Einmal Facon bitte

 Schere

 

Die Geschichte hat sich Anfang der 1960er Jahre an einem Mittwoch, dem Vorabend des Fronleichnamsfestes abgespielt. Am Abend stellte Fräun Marie, die Pfarrhaushälterin und ältere Schwester unseres damaligen Pfarrers Kordick fest, dass seine Nackenhaare viel zu lang seien und er sich schämen sollte, so die Monstranz mit dem Allerheiligsten durch das Dorf zu tragen.

Es begann schon dunkel zu werden, als der Pfarrer beim Bader Toni an die Tür klopfte. Frau und Kinder waren schon im Bett. Er saß am Küchentisch, hörte Radio und las noch die Zeitung. Toni hatte den ganzen Tag mit der Heuernte zu tun und hat dann noch die Tiere im Stall versorgt. Nur widerwillig öffnete er die Tür zu seinem Salon um den Pfarrer noch als Kunde weit nach den üblichen Geschäftszeiten seinen Wunsch zu erfüllen.
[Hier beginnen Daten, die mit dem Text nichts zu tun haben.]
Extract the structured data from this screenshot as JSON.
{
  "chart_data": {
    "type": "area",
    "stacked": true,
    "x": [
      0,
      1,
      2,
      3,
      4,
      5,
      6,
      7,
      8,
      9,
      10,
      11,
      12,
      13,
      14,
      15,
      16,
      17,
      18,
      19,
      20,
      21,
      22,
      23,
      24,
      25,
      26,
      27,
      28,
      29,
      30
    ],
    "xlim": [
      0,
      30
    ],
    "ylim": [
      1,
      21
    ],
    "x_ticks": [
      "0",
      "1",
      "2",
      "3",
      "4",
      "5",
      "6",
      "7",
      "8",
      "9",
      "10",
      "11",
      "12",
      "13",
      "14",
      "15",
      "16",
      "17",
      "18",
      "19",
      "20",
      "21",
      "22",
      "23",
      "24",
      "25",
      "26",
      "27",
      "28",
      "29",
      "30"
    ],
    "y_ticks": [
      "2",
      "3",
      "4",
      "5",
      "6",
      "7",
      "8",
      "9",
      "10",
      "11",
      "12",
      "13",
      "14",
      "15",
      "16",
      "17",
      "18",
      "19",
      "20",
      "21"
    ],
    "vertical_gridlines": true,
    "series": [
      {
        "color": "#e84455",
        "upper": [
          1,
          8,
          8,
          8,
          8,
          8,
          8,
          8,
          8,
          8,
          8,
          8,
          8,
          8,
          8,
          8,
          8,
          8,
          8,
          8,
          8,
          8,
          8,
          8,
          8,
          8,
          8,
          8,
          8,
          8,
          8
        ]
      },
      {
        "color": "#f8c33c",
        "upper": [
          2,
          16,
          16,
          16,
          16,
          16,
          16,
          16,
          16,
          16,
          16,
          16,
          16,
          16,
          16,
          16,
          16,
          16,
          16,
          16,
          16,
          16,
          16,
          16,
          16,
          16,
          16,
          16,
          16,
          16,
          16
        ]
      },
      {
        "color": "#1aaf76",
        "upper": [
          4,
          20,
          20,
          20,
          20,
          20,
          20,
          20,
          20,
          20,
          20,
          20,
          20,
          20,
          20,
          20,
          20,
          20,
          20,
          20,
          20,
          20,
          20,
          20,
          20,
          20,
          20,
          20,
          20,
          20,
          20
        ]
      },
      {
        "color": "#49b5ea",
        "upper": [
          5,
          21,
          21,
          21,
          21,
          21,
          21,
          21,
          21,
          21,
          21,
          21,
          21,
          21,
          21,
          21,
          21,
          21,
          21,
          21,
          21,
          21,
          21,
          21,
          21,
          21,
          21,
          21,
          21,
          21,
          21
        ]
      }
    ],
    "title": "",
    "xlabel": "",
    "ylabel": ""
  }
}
Tonis Baderstube war mit zwei Waschbecken, großen Spiegeln und allen Gerätschaften gut eingerichtet. Es duftete nach Parfum, Haarwasser und Seife. Die blitzenden Rasiermesser waren am Fensterbrett auf einem schwarzen Samttuch abgelegt. An der Wand war der Lederriemen zum Abziehen der Rasiermesser befestigt. Daneben stand der silberne Flakon mit Haarwasser, mit dem man nach dem Grobschnitt kräftig eingerieben wurde. Alles befand sich immer feinsäuberlich an seinem Platz. Er schnitt allen Buben und Männern regelmäßig monatlich die Haare. Auch Rasieren gehörte zu seinen Dienstleistungen. In der Vitrine im Schrank hielt er auch allerhand Mittelchen gegen Schmerzen, Hustensaft, sowie Rasierklingen, Frisiercreme und in der Schublade auch Dinge parat, die wir Kinder nicht sehen durften. Die Musik aus dem Küchenradio konnte sogar in die Frisierstube per Zusatzlautsprecher übertragen werden, was uns Buben schwer beeindruckte.

Einmal Facon, wie immer, verlangte der Pfarrer, nachdem er auf dem breiten Ledersessel mit Kopfstütze Platz genommen hatte. Der Bader begann mit seiner surrenden elektrischen Haarschneidemaschine die überlangen Haare vom Nacken bis hoch über die Ohren abzuschneiden. Wie immer zuerst die rechte Seite. Doch überkam ihn plötzlich eine solche Müdigkeit, dass er die halbfertige Arbeit abbrechen musste. Er komplimentierte den verdutzten Pfarrer zur Tür hinaus und ging ins Bett.

Wieder im Pfarrhaus angekommen schimpfte der Pfarrer seine Haushälterin fürchterlich, weil sie ihn in diese unmögliche Situation gebracht hatte. Mit einem halb gescherten Kopf konnte er unmöglich unter die Leute gehen, vonwegen die Fronleichnamsprozession abhalten. Er stellte sich schon den Spott seiner Schafkopfbrüder vor. Schließlich machte sich die Fräun Marie mit der Schere aus ihrem Nähzeug daran, die linke Seite des Kopfs einigermassen der rechten anzupassen. Sie hat ihre Arbeit gut gemacht. Ich war damals Ministrant und die Ungleichheit beider Seiten ist mir kaum aufgefallen.

Der Toni sagte später, er war einfach todmüde und habe nicht mehr gekonnt. Mit einem verschmitzten Lächeln fügte er noch seinen Lieblinsspruch hinzu: "A weng a Gaudi muaß a sei."